Изменить размер шрифта - +

Крысолов выжидательно замолчал. Гаю показалось, что он, мальчишка, без спросу заглянул в темный колодец, и оттуда, из бездны, на него дохнуло таким холодом и таким ужасом, что руки на руле помертвели.

— Их позвали, и они пошли, — медленно продолжал Крысолов. — Как ты думаешь, жестоко?

— Не мне судить, — с усилием выговорил Гай.

— Не тебе, — жестко подтвердил Крысолов. — Но я спросил сейчас твоего мнения — будь добр, ответь.

— Они были темные, бедные… люди, — с усилием выговорил Гай. — Ослепленные… невежеством.

Он мельком взглянул на Крысолова — и замолчал, будто ему заткнули рот. Ему совершенно явственно увиделось, как из глаз Пестрого Флейтиста смотрит сейчас кто-то другой, для которого глаза эти — только прорези маски. Наваждение продолжалось несколько секунд — а потом Крысолов усмехнулся, снова стал собой, и Гай увидел, как на лбу у него проступил незаметный прежде, косой белый шрам.

— Что же, ты их оправдываешь? — с усмешкой спросил Крысолов.

Гай заставил себя не отводить взгляда:

— Я… не оправдываю. Но так ли они виноваты… как велико… по-видимому… наказание?

— «По-видимому», — с ухмылкой передразнил его Крысолов.

Зависла пауза и длилась долго, пока фургончик, еле ползущий, не въехал в обочину.

— Не дорогу смотрел бы, — сказал флейтист сварливо, и Гай опомнился.

Они ехали и час, и другой; лес не менялся, и в нем кипела жизнь: кто-то хлопал крыльями, кто-то метался через дорогу, кто-то шуршал кустами, охотился, спасался, кто-то песнями подзывал подругу. По стволам плясали блики высокого солнца, но не один из них, как ни пытался, не мог добраться до земли. По крыше кабины время от времени молотили ветки, а Крысолов сидел, выставив локоть в окно, и вот уже минут сорок напевал городские песенки десятилетней давности, и снабжал их комментариями, и мешал Гаю думать, и в конце концов добился своего — Гай смеялся.

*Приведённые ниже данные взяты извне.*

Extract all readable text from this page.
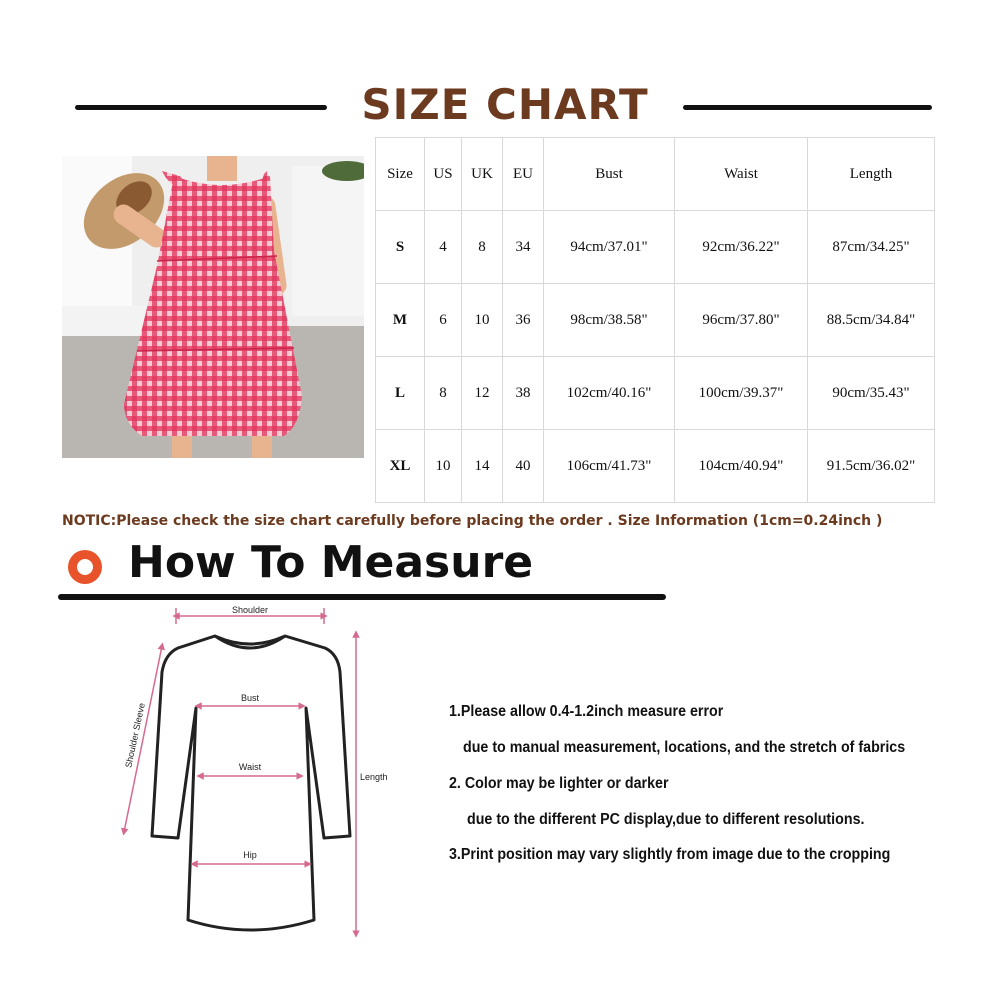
SIZE CHART
Size	US	UK	EU	Bust	Waist	Length
S	4	8	34	94cm/37.01"	92cm/36.22"	87cm/34.25"
M	6	10	36	98cm/38.58"	96cm/37.80"	88.5cm/34.84"
L	8	12	38	102cm/40.16"	100cm/39.37"	90cm/35.43"
XL	10	14	40	106cm/41.73"	104cm/40.94"	91.5cm/36.02"

NOTIC:Please check the size chart carefully before placing the order . Size Information (1cm=0.24inch )

How To Measure
Shoulder
Bust
Waist
Hip
Length
Shoulder Sleeve	1.Please allow 0.4-1.2inch measure error

due to manual measurement, locations, and the stretch of fabrics

2. Color may be lighter or darker

due to the different PC display,due to different resolutions.

3.Print position may vary slightly from image due to the cropping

Сперва он хмыкал, стараясь удержать губы ровными, как линеечка; потом стал отворачиваться и хихикать и, наконец, сдался, расхохотался до слез, не умея уже ни размышлять, ни бояться, полностью отдаваясь чуть истеричному веселью и то и дело рискуя разбить машину. Кто бы сказал ему накануне, что на подступах к Пустому Поселку он будет ржать, как невоспитанная лошадь?!

От смеха проснулся голод, ранее заглушаемый страхом; я не боюсь, думал Гай удивленно. Я не боюсь и хочу жрать — стало быть, я либо храбрец, либо совсем отупел… Обедать, обедать, обедать!!

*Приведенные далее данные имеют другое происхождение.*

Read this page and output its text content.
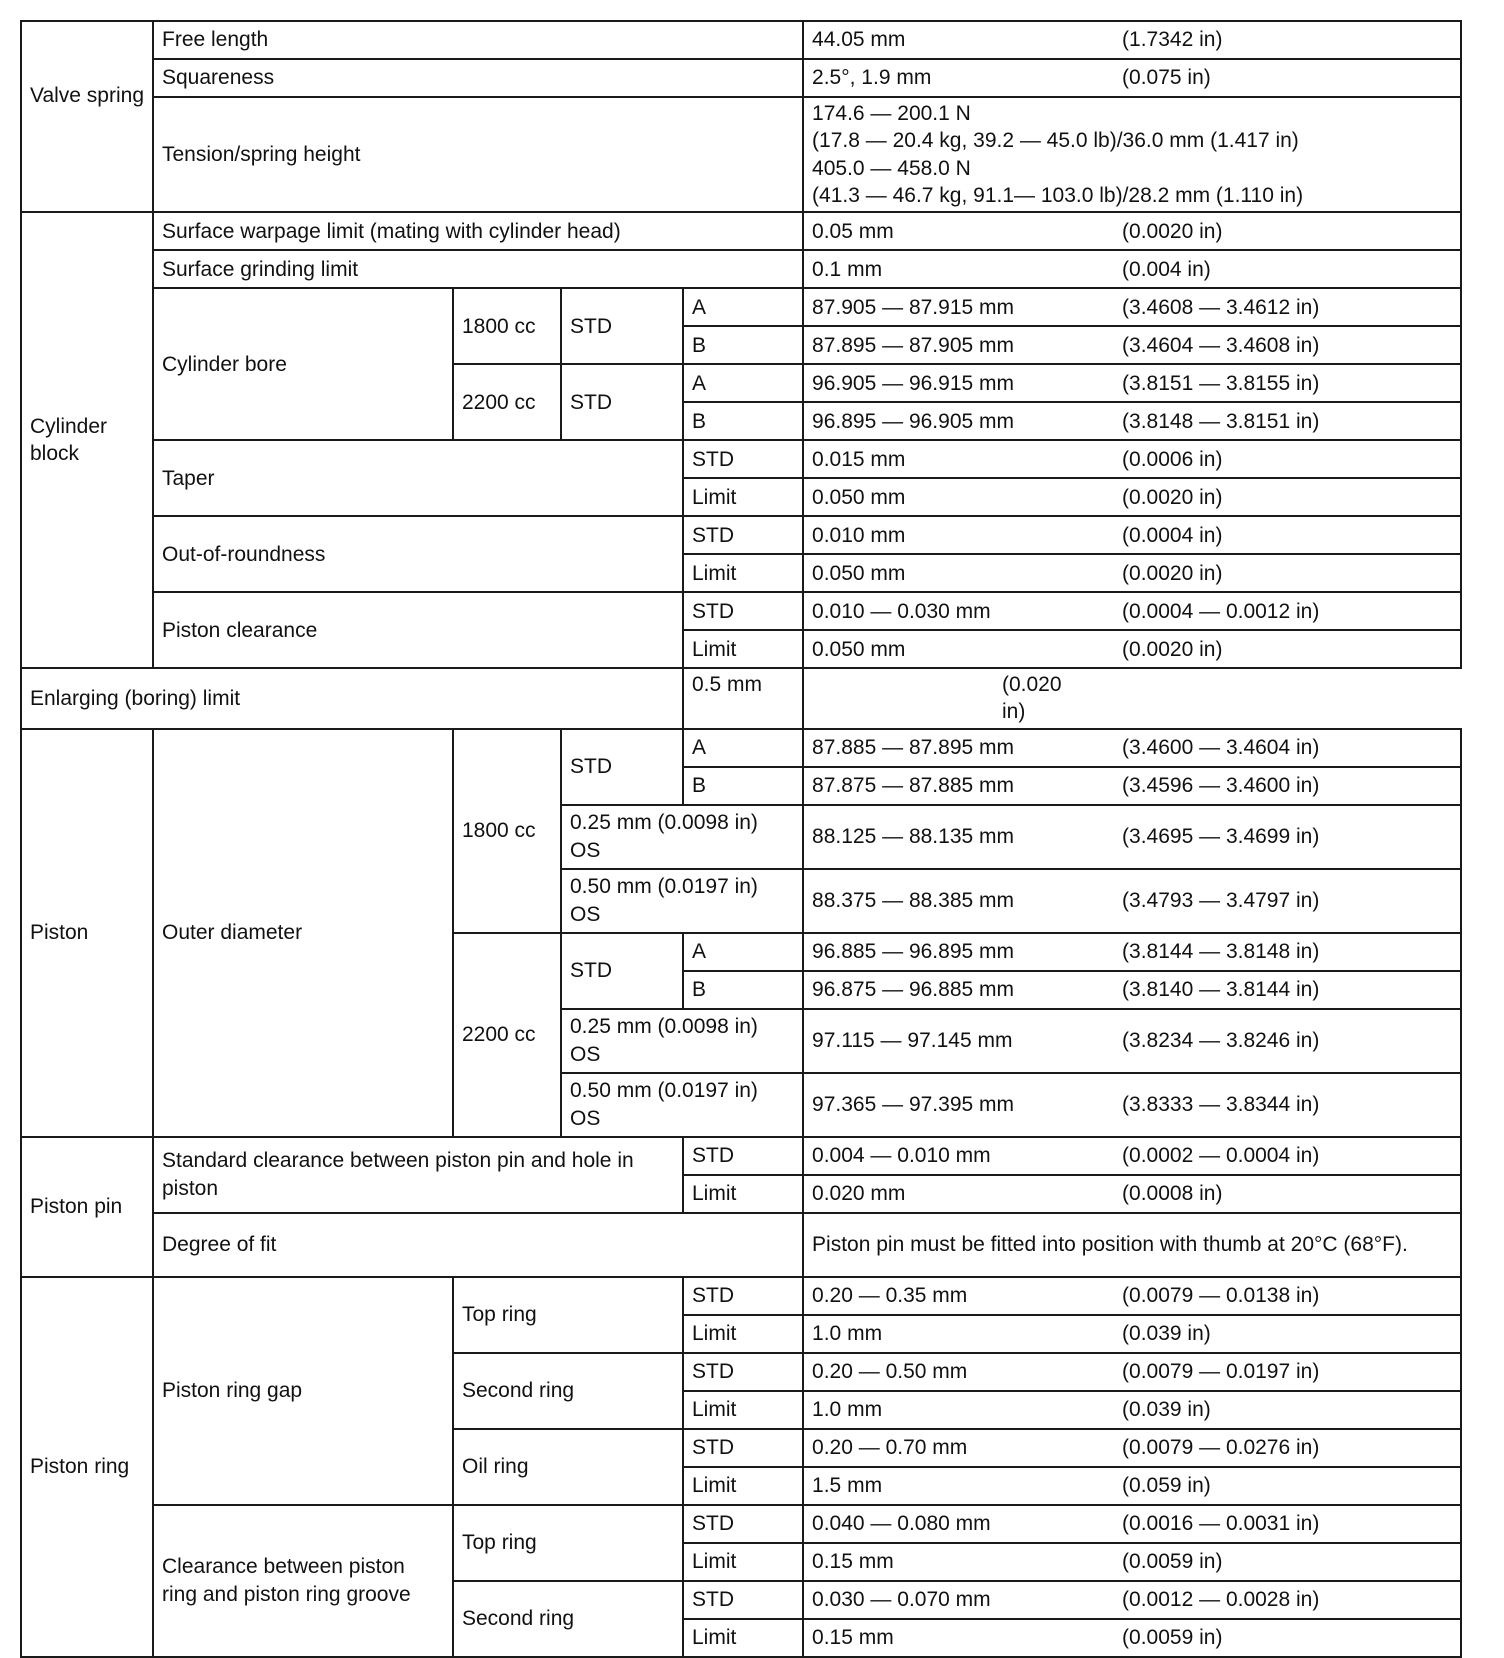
Valve spring	Free length				44.05 mm (1.7342 in)

	Squareness				2.5°, 1.9 mm (0.075 in)

	Tension/spring height				174.6 — 200.1 N
(17.8 — 20.4 kg, 39.2 — 45.0 lb)/36.0 mm (1.417 in)
405.0 — 458.0 N
(41.3 — 46.7 kg, 91.1— 103.0 lb)/28.2 mm (1.110 in)

Cylinder block	Surface warpage limit (mating with cylinder head)				0.05 mm (0.0020 in)

	Surface grinding limit				0.1 mm (0.004 in)

	Cylinder bore	1800 cc	STD	A	87.905 — 87.915 mm (3.4608 — 3.4612 in)

				B	87.895 — 87.905 mm (3.4604 — 3.4608 in)

		2200 cc	STD	A	96.905 — 96.915 mm (3.8151 — 3.8155 in)

				B	96.895 — 96.905 mm (3.8148 — 3.8151 in)

	Taper			STD	0.015 mm (0.0006 in)

				Limit	0.050 mm (0.0020 in)

	Out-of-roundness			STD	0.010 mm (0.0004 in)

				Limit	0.050 mm (0.0020 in)

	Piston clearance			STD	0.010 — 0.030 mm (0.0004 — 0.0012 in)

				Limit	0.050 mm (0.0020 in)

Enlarging (boring) limit				0.5 mm (0.020 in)	

Piston	Outer diameter	1800 cc	STD	A	87.885 — 87.895 mm (3.4600 — 3.4604 in)

				B	87.875 — 87.885 mm (3.4596 — 3.4600 in)

			0.25 mm (0.0098 in) OS		88.125 — 88.135 mm (3.4695 — 3.4699 in)

			0.50 mm (0.0197 in) OS		88.375 — 88.385 mm (3.4793 — 3.4797 in)

		2200 cc	STD	A	96.885 — 96.895 mm (3.8144 — 3.8148 in)

				B	96.875 — 96.885 mm (3.8140 — 3.8144 in)

			0.25 mm (0.0098 in) OS		97.115 — 97.145 mm (3.8234 — 3.8246 in)

			0.50 mm (0.0197 in) OS		97.365 — 97.395 mm (3.8333 — 3.8344 in)

Piston pin	Standard clearance between piston pin and hole in piston			STD	0.004 — 0.010 mm (0.0002 — 0.0004 in)

				Limit	0.020 mm (0.0008 in)

	Degree of fit				Piston pin must be fitted into position with thumb at 20°C (68°F).
Piston ring	Piston ring gap	Top ring		STD	0.20 — 0.35 mm (0.0079 — 0.0138 in)

				Limit	1.0 mm (0.039 in)

		Second ring		STD	0.20 — 0.50 mm (0.0079 — 0.0197 in)

				Limit	1.0 mm (0.039 in)

		Oil ring		STD	0.20 — 0.70 mm (0.0079 — 0.0276 in)

				Limit	1.5 mm (0.059 in)

	Clearance between piston ring and piston ring groove	Top ring		STD	0.040 — 0.080 mm (0.0016 — 0.0031 in)

				Limit	0.15 mm (0.0059 in)

		Second ring		STD	0.030 — 0.070 mm (0.0012 — 0.0028 in)

				Limit	0.15 mm (0.0059 in)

Отвечая на его мысли, впереди мелькнул просвет. Через минуту в полумраке леса встал вертикальный солнечный столб — показалась первая на их пути поляна.

— Стоп, — деловито сказал флейтист. — Здесь мы устроим маленький пикник. Господа экскурсанты, покиньте машину.

Гай секунду мешкал — а потом махнул рукой и вышел под солнце. Трава стояла выше колен, если это были колени Крысолова, а Гаю — чуть не по пояс; жадно раздувая ноздри, Гай остро ощутил вдруг, что жив, и пьянящий вкус жизни на какое-то время победил все прочие чувства.

Трава была влажной. Трава расступалась перед ним и снова смыкалась за спиной; он бежал и не понимал, что бежит, просто ноги то и дело подбрасывали его на полтора метра в небо, а небо начиналось прямо от кончиков травы.

— Эге… Прям-чисто кролик в степи. Тонконогая серна… Бегай-бегай, не стесняйся. Да бегай, чего уж там…

Крысолов сидел, подобрав под себя длинные босые ноги; перед ним на траве лежала его сумка, а рядом — чистая скатерть размером с полотенце; последующие полчаса из сумки на скатерть кочевали одно за другим яства, кушанья и блюда.